The Presidential Race Could Use a Third Party—But Not a Third Candidate
Article/Op-Ed in Bulwark

Sage Ross / CC2.0
June 29, 2023
Lee Drutman and Beau Tremitiere wrote in the Bulwark on No Labels and how fusion could solve the the spoiler problem.
Fusion voting is a proven way for third parties to elevate priorities, elect winners, and influence policy. In the mid-1800s, third parties committed to abolishing slavery used their nominations to support like-minded major party candidates to advance their cause. Their efforts led to the formation and ascendance of the Republican party, which guided the Union to victory in the Civil War and secured ratification of the Reconstruction Amendments.
Decades later, third parties representing working class voters used fusion voting to secure support for basic labor protections and antitrust regulations from officials in both major parties. In some places, they aligned with Democrats to challenge corporatist Republican rule; elsewhere, they worked with Republicans to oust despotic Jim Crow Democrats.

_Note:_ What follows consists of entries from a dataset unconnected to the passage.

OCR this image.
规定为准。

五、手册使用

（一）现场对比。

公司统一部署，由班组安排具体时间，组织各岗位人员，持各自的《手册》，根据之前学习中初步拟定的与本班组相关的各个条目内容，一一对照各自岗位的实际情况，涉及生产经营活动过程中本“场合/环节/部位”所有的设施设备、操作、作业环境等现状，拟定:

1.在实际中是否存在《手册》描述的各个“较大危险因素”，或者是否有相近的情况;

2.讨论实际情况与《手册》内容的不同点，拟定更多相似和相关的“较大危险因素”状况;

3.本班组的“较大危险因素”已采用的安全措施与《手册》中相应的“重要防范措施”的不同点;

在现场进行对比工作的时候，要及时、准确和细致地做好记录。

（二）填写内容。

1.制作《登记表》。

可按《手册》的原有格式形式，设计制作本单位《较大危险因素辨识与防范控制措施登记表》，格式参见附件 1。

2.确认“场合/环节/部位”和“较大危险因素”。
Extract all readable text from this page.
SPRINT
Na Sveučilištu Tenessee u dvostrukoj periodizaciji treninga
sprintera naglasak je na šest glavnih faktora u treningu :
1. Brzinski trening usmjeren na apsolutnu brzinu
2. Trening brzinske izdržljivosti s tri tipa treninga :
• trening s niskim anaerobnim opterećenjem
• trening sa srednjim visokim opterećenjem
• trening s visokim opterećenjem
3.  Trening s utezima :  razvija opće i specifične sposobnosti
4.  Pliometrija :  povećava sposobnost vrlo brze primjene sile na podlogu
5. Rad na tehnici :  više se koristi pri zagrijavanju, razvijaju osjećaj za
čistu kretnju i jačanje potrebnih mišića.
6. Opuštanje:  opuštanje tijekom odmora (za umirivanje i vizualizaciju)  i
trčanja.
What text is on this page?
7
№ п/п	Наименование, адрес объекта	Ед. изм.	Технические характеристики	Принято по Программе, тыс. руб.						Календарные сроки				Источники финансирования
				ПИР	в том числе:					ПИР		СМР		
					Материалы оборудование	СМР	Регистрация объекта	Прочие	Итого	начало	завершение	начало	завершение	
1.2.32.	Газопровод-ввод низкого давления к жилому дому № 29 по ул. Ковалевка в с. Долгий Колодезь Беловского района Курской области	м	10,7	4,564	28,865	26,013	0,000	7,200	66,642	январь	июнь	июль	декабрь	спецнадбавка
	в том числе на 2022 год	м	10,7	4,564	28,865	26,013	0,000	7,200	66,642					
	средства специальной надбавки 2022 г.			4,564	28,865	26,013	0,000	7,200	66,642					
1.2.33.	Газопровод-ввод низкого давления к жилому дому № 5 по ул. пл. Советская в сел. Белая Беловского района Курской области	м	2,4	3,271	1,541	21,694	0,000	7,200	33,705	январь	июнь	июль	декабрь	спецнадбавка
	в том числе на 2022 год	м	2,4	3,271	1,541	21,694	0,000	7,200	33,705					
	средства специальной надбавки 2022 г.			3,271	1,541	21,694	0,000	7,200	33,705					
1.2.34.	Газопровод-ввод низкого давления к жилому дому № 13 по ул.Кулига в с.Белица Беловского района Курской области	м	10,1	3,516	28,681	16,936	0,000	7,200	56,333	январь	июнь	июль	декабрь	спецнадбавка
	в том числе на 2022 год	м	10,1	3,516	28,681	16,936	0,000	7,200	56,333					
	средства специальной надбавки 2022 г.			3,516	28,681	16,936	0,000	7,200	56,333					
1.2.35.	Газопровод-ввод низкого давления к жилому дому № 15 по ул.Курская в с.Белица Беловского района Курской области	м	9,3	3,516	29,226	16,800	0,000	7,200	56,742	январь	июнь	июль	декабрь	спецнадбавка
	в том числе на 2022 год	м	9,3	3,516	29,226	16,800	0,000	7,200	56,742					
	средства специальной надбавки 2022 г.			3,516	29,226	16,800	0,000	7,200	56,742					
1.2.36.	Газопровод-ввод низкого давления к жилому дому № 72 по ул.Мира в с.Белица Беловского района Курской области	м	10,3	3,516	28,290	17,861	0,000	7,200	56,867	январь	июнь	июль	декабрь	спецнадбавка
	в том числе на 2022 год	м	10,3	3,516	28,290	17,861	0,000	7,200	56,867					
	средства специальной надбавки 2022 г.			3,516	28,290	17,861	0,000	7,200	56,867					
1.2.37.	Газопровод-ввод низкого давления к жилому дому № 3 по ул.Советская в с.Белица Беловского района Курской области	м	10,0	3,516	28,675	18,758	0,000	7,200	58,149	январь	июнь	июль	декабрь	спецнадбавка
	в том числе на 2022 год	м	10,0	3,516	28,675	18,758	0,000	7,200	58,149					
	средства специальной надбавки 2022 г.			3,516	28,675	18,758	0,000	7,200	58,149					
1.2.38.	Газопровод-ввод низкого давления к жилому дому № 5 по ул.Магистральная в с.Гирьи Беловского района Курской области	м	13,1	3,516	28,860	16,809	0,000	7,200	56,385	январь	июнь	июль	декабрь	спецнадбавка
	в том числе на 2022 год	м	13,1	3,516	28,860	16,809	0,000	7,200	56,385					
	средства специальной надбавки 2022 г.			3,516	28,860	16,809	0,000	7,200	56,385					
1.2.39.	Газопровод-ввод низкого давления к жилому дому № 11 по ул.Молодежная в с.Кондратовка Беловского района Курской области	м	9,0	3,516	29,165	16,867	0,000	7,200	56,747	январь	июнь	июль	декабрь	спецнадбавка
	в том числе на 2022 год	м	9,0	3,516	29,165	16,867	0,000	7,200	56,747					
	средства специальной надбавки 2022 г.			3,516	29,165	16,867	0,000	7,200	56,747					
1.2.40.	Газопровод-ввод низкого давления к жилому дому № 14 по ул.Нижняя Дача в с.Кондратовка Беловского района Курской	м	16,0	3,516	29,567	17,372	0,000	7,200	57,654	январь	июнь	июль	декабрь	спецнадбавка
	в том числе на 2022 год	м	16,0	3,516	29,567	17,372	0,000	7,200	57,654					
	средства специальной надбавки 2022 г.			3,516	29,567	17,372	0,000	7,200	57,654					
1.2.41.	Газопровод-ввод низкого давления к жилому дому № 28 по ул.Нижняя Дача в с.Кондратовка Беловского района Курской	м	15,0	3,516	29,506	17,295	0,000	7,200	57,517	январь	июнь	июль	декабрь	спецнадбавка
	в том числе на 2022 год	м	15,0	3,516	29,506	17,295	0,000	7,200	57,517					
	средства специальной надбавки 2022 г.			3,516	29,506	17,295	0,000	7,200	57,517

Because fusion voting allowed third parties to play such an important role, major parties outlawed it in most states at the turn of the twentieth century. Yet, in states where it is still allowed, fusion has remained a pragmatic and effective way for third parties to influence politics. Both Franklin Roosevelt and Ronald Reagan won New York’s electoral votes thanks to voters from third parties; JFK would have lost the state and the presidency to Nixon in 1960 but for the votes he received on a third party line. Even today, New York has two influential minor parties, the Working Families and Conservative parties, which primarily cross-nominate and earn hundreds of thousands of votes every election.